Genetic Heritability. For the k-th subject, functional connectivity \(\rho ^k_{ij}\) between regions i and j was computed using the Pearson correlation between time series. We converted the correlation into a metric through \(w^k=(w_{ij}^k)\), where \(w_{ij}^k = \sqrt{(1-\rho ^k_{ij})\big /2}\) and obtained a subject-level functional brain network \(G_k = (V, w^k)\) [7]. The topological learning was applied to estimate the subject-level model \(\varTheta _k\) by minimizing the objective function (4) using the individual network \(G_k\) and the template structural network P. The model \(\varTheta _k\) was initialized to \(G_k\). To determine an optimal subject-level \(\lambda \), we searched over different \(\lambda \)’s to find a value that minimized the total loss \(\mathcal {L}_F + \mathcal {L}_{top}\) for each subject. The average of the optimal \(\lambda \)’s across all the subjects was \(\lambda = 1.0000\pm 0.0002\), a highly stable result. Thus, we globally used \(\lambda =1\) for all the subjects. We then investigated if the learned networks \(\widehat{\varTheta }_k\) are genetically heritable. We used the ACE model where the heritability index (HI) is estimated using Falconer’s formula [6].

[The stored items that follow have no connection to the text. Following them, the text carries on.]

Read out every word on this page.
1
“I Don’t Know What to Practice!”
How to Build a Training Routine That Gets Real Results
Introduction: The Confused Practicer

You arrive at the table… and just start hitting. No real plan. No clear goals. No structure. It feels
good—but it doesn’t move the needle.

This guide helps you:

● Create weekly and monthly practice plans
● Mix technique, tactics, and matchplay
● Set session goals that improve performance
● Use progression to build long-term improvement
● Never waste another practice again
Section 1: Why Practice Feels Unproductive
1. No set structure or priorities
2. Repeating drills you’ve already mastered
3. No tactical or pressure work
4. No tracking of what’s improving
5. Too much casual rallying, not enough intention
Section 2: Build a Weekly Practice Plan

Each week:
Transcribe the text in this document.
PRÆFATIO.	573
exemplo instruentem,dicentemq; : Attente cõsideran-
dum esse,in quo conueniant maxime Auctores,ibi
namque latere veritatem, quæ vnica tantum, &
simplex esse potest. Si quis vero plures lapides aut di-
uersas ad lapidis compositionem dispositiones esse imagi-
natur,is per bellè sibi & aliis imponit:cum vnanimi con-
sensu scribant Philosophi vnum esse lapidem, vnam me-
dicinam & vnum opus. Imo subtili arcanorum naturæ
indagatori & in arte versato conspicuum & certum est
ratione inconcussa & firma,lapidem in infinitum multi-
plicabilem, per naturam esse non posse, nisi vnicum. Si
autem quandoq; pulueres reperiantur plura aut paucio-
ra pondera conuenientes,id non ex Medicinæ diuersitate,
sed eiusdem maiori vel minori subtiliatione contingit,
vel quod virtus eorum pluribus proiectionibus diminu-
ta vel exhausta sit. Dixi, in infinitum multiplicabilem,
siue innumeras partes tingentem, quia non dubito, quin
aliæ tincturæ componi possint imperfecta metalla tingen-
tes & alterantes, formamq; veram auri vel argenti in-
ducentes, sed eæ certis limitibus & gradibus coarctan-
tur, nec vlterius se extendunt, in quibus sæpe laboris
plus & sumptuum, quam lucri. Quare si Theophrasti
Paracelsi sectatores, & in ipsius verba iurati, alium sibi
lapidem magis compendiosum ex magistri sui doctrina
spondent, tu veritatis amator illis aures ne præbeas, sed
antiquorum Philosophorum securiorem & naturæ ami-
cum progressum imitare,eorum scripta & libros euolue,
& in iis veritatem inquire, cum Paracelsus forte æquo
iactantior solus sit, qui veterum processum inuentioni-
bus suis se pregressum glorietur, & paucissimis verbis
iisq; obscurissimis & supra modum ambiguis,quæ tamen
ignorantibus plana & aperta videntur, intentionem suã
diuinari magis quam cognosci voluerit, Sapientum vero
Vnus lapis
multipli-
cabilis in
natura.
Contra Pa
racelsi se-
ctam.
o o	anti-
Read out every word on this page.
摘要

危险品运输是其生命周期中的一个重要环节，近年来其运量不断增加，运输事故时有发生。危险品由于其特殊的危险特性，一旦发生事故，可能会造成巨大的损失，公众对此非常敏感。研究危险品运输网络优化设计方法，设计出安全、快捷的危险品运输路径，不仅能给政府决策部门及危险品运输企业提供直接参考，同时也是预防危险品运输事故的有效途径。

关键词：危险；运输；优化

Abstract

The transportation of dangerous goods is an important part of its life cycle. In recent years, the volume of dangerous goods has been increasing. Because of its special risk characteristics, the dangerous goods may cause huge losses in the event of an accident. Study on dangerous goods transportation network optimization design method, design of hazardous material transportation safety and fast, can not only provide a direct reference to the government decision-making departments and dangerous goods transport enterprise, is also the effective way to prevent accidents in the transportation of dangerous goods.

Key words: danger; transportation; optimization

Results and Discussion. We computed the HI using the initial Pearson correlation matrices as a baseline versus the topologically learned networks. Figure 4, which displays resulting HI thresholded at 100% heritability, shows far more connections for the learned networks as opposed to the Pearson correlation matrices. The learned networks are expected to inherit sparse topology without many cycles from the template network P (Fig. 1). This suggests that short-lived cycles were removed from the initial functional networks, improving the statistical sensitivity. For the learned networks, the connection with the highest HI is between left superior parietal lobule and left amygdala among many other connections with 100% heritability, suggesting that genes influence the development of these connections. Our findings can be used as a baseline for studying more complex relations between brain networks and other phenotypes.